More specifically, super fund trustees and senior management should disclose their remuneration arrangements. To the extent that it is beneficial for financial planners to disclose their payments and have others proscribed as well, surely it would be beneficial for super fund directors and management, who have responsibility for direct management of superannuation funds—a huge responsibility—to have similar disclosure obligations. If it is in the interests of those seeking to invest their funds that financial planners should have to disclose any related party transactions and conflicts of interest, it must also be in their interests of super funds, who also give financial advice to members, to come clean under an analogous regime.

What further concerns me is that our independent prudential and disclosure regulators appear to have turned a Nelsonian eye when it comes to these concerns and have apparently done precious little for a lot of super fund members when it comes to enhanced disclosure and governance, notwithstanding a legislative remit to take action in this domain. Again, to the extent that requiring financial planners to allocate every dollar of costs and revenue to a client's account and not receive hidden payments helps protect super account owners from conflicted decision making, surely any advice rendered to account holders within a super fund should be treated in the same way and, if so, would similarly protect account holders. The final concern I want to raise tonight is in the area of advertising. If a financial planner were to advertise that people should come to his or her business based on a wealth creation projection of 30 to 40 years, I am sure that ASIC would be knocking on their door asking them to explain why their licence to advise should not be withdrawn. It would simply not be acceptable for such a planner to advertise a general statement not backed by any analysis of a particular person's actual circumstances with a conclusion as to what the end balance available on retirement would be some 30 or 40 years in the future. But for some super funds, particularly the union backed industry funds, notwithstanding the fact that there has been a dramatic shift in market fundamentals and returns, a 40-year projection, as indicated by the poker machine reel on those ads, is fair game. Accordingly, I have asked ASIC to examine further this form of promotion, the extent to which these ads reasonably alert the targets of the ads to the vagaries and uncertainties of future projections and whether they may be misleading.

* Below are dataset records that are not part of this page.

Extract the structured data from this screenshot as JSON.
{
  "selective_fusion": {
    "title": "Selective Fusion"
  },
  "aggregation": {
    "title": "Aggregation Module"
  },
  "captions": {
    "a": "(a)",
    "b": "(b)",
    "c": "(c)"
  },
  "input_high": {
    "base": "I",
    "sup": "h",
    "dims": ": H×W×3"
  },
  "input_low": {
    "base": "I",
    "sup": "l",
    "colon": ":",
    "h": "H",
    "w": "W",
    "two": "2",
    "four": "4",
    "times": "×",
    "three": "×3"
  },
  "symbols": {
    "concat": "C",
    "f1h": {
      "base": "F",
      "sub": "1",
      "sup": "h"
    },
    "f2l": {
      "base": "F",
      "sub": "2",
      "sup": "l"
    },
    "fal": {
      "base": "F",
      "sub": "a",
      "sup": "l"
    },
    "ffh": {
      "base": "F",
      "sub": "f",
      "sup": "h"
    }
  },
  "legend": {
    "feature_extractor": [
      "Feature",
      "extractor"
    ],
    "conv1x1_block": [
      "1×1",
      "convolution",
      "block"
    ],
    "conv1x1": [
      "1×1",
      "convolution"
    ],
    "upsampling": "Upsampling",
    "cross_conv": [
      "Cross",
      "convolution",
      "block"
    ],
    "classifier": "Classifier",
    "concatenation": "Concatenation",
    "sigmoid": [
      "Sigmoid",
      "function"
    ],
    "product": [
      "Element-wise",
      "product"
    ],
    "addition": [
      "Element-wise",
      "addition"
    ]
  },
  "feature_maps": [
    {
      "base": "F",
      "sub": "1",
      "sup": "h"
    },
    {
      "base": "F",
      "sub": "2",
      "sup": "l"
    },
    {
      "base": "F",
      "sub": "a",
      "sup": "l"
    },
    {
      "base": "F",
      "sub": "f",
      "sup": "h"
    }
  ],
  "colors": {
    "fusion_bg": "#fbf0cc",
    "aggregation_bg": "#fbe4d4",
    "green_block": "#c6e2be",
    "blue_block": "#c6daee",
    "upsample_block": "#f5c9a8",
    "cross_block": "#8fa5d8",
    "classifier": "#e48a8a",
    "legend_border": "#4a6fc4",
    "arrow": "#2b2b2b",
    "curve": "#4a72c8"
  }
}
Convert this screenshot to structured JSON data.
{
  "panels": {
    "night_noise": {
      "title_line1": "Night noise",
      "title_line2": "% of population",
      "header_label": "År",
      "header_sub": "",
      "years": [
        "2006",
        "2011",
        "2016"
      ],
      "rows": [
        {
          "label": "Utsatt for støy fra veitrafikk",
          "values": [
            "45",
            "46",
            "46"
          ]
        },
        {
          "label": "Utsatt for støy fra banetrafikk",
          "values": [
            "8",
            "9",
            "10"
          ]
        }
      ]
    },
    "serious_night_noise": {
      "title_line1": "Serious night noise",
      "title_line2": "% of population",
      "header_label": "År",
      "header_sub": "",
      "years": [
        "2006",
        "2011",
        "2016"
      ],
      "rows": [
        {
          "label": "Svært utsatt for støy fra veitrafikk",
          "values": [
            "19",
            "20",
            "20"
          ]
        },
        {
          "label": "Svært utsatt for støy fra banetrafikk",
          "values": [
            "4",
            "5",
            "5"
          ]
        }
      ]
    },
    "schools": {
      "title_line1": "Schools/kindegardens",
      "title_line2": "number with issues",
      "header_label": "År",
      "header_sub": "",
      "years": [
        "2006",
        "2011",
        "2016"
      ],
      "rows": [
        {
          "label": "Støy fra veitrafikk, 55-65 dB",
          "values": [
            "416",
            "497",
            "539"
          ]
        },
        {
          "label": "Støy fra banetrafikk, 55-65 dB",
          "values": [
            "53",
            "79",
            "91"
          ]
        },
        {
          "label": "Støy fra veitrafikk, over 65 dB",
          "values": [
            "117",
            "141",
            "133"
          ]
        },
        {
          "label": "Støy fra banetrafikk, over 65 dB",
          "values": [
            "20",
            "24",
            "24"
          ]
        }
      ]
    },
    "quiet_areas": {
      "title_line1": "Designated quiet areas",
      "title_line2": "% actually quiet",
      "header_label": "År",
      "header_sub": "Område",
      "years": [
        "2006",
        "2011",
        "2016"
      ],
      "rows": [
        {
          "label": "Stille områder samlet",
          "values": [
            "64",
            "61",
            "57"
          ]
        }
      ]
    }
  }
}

It is time for the minister to stay true to his fairness principle and apply fairness more broadly across his portfolio. With Australia's productivity and competition indices now exhibiting vortex-like characteristics, perhaps the minister should begin his quest for fairness in his own backyard and before the end-of-year break announce that he will address some of the issues which I have identified today. To take these issues further, I have placed on notice a host of estimates questions for our regulators so I can explore the regulator's approach and its thinking on how best to ensure the interests of superannuation account holders are promoted. I look forward to the regulators rendering some guidance to the parliament within the time lines required.

The PRESIDENT: I understand there is an informal arrangement between Senator Rhiannon and Senator Carol Brown and the clock will be set accordingly.